Owned by Cornelius Vanderbilt (C.V.) Whitney of New York, Equipoise raced 16 times as a 2-year-old and won 8 races in 1930. Dubbed the ‘Chocolate Soldier’, the dark chestnut won his first stakes race at Belmont Park. He won the Pimlico Futurity at the end of his juvenile season. While no formal awards were given for Thoroughbred racing in 1930, Equipoise was regarded as one of the two best juveniles that year competing against a superior crop of 2-year-olds.
Equipoise was the winter favorite for the Kentucky Derby, but by late April he was reported to be suffering from a kidney ailment. Equipoise still ran in the Preakness, which was a week before the Derby at that time, finishing fourth. A week later he withdrew from the Derby and did not race again as a 3-year-old.

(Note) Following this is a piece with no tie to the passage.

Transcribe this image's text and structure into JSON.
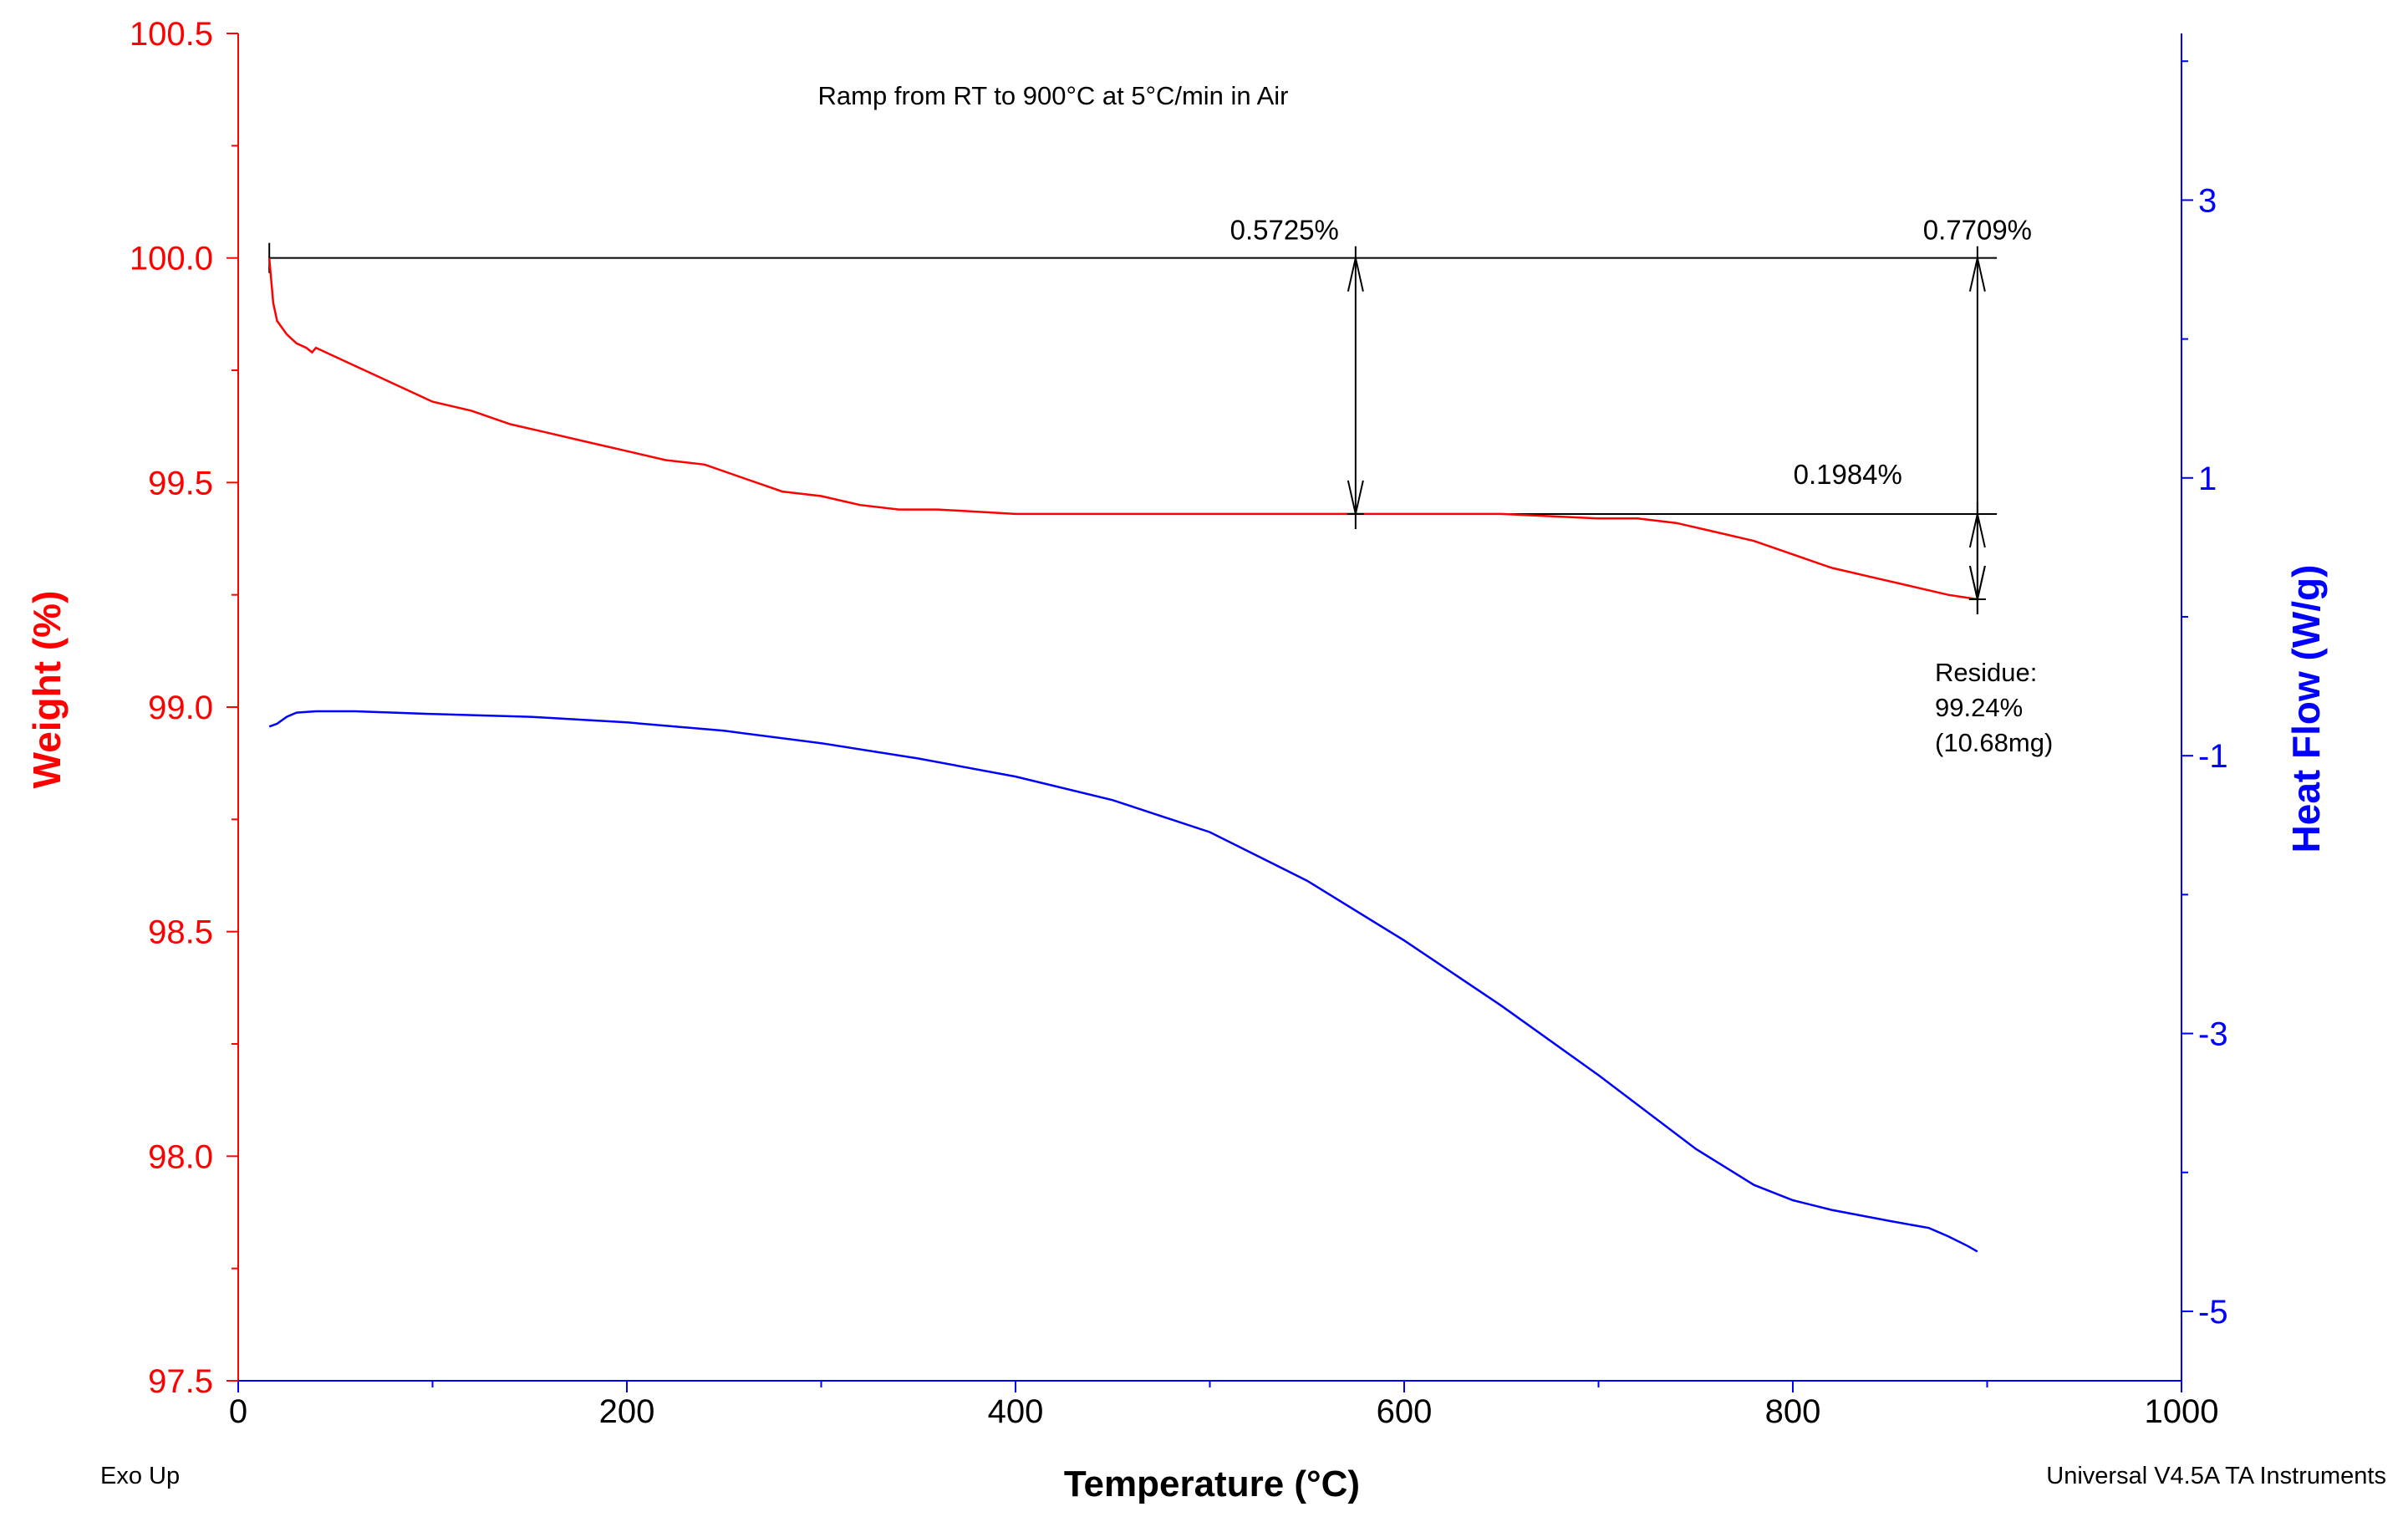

Back as a 4-year-old, Equipoise won 10 of 14 starts, including the Metropolitan Handicap at Belmont Park. He set a world record at Arlington Park, running 1 mile in 1:34.40, when winning the Delevan Purse. Equipoise would go on to win the Whitney Stakes to solidify his status as the best horse in the older horse division.
At age five, Equipoise won six straight races and seven overall, including the Metropolitan Handicap, Suburban Handicap, and Hawthorne Gold Cup.
At age six, he won a pair of races in the spring before resting a tendon injury over the summer. He came back to face the highly-regarded Gallant Sir in the Hawthorne Gold Cup and won by two lengths. He then won the Saratoga Cup.
Nearing the end of his racing career in 1935, the seven-year-old Equipoise was sent to California for the inaugural running of the world’s richest race, the Santa Anita Handicap, finishing seventh in what would be his final race.
Though Eclipse Awards were not handed out at this time, Equipoise was later regarded as Horse of the Year in 1932 and 1933, and the best older horse of 1934.
Equipoise stood as a stallion for only four seasons before his death on August 4, 1938, at the age of 10. Four years later he was America’s leading sire as his progeny had great success including Shut Out, who won the Kentucky Derby and Preakness Stakes. He was inducted into the Hall of Fame in 1957.